Motherhood: a catalyst for ambition


The truth is, I thought that motherhood would curb my ambition.


A little over four years ago, I nobly determined that my focus instead would be on empowering the dreams of my imminently arriving daughter. I had had my time, I mused; after all, I’d had 39 years to devote to my goals.


My thinking no doubt influenced by growing up at a time when there was a still a sense of motherhood vs career, where there was a choice to be made – you couldn’t have both. Not unless you were a ‘superwoman’, as was often the term used to refer to women who pursued career aspirations with family responsibilities.


And yet, I am a woman of my age. We eagerly planned to take advantage of shared parental leave, with my husband taking responsibility for the lion’s share of the childcare whilst I went back to work.


But here’s the rub: whilst I was absolutely committed to balancing work with my soon to arrive daughter, I didn’t envisage balancing it with a career: with growing, with aspiring, with rising. I thought that I would stay stagnant, that I had no more ambitions to achieve.


How wrong was I.


Becoming a mother was the most daunting, amazing, scary, yet fulfilling thing that I have ever done, a role I was not trained for or experienced in. But as I watched my daughter blossom I asked myself: ‘I wonder what else I can do?’ Because quite frankly if I could do that, if I could successfully care for this precious child, I could do anything.


And that question was the catalyst for a future which led to me setting up my own business when my daughter was 18 months old, even though my supportive and empowering boss had given me the flexibility that I had wanted. Because, whilst working for myself would give me even more flexibility, allowing me to pick and choose when I spent time with my daughter, I wanted more than that. I decided to set up my own business because I realised it was something I aspired to do, because motherhood had made me brave enough to do so – and because I actually believed that I could do it. This was a belief which I had never once entertained before.


So here we are now, two and a half years on and all my daughter will ever have known is mummy working for herself, doing what she wants to do. I fervently hope that she sees me pursuing my goals and it is a positive influence for her as she determines and follows her own dreams: she can do whatever and be whomever she desires.


And there are so many, many mothers who are also following their goals, so many inspiring women I have met along the way.
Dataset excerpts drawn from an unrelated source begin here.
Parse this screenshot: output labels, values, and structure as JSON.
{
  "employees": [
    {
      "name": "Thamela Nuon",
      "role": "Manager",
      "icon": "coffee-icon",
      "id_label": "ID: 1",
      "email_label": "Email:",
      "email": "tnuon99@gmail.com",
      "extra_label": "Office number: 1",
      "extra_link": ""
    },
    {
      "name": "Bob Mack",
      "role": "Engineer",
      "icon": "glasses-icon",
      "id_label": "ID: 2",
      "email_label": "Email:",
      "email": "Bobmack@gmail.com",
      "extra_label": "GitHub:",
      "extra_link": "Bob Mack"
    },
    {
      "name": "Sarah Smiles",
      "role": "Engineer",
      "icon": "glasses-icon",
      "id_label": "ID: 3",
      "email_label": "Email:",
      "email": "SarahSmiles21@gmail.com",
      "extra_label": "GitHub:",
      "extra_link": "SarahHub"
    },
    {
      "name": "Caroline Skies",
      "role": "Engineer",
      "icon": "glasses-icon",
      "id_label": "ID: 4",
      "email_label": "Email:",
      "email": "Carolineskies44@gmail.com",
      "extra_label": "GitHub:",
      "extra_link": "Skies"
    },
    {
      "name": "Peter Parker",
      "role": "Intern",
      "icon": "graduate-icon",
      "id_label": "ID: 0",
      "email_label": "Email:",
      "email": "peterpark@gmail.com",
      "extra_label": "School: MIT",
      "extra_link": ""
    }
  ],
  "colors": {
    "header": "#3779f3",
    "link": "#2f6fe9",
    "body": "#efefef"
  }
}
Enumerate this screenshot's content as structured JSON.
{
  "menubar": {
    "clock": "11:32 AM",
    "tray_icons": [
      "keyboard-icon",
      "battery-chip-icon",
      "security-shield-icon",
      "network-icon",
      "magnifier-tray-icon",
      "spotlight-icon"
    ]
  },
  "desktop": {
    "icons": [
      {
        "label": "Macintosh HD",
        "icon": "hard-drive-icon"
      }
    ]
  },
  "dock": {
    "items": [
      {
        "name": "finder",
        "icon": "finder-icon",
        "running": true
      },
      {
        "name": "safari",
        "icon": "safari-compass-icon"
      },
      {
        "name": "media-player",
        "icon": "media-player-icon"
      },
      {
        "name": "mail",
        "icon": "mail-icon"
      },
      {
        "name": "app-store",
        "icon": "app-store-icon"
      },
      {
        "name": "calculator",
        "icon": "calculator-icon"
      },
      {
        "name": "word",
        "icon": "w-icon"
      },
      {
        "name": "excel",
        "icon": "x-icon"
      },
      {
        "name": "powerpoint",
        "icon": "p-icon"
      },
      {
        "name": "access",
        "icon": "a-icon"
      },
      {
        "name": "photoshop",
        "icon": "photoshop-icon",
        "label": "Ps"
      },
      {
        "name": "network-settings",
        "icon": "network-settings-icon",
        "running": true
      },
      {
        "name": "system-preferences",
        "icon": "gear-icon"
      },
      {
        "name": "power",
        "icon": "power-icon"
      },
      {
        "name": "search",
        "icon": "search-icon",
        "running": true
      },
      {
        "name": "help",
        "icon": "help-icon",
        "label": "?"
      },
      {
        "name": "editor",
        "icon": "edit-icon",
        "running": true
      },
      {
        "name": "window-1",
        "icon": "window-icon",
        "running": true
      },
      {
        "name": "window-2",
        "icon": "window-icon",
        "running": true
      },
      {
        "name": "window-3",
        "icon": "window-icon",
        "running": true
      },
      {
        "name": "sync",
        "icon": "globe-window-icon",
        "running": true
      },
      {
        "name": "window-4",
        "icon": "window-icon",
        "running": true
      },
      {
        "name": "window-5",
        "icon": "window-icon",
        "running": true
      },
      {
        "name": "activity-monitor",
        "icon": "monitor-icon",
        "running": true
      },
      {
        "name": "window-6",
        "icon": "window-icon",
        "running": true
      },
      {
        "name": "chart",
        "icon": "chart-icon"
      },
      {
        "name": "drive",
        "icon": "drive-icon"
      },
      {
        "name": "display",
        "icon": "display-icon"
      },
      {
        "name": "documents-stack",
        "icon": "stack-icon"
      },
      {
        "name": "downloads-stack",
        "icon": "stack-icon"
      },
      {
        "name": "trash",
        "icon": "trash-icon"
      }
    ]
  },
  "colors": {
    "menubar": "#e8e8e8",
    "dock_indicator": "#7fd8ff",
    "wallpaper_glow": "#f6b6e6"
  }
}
Mothers whose abilities and skills have been absolutely enhanced rather than diminished by becoming parents. Who are recognising their own value and pursuing their ambitions, achieving as they follow their paths with grit and determination. They are everyday superwomen.


Men too. Fathers who have been changed by parenthood, who have added skills to their repertoire through taking care of children, who have brought those abilities to bear across their lives. My own husband is an example of someone whom I have watched admiringly extend his capabilities through caring for his child.


And there are some great companies out there who have recognised that working parents – and importantly, mothers – are an asset within the workplace, that they bring fantastic skills; companies who are making tangible, proactive and inclusive efforts to empower career aspirations.


But there are still workplaces where mothers – and fathers – are not empowered or recognised for what they can bring. Where opportunities are limiting, and where the conversation seems to linger predominantly on working hours – when the parent can work rather than what they can bring to the party. These companies are missing a trick – and ultimately potentially missing out on a wealth of talent which can add huge value to their business.


Employers often underestimate the abilities and goals of parents – and particularly mothers – in their employ.


But perhaps, even more so, we underestimate ourselves. Becoming parents allows us to develop and grow our capabilities, and certainly should not mean the end of our desire to achieve more. Quite the opposite in fact: it could be the catalyst for our ambitions – and for empowering the belief that anything is possible.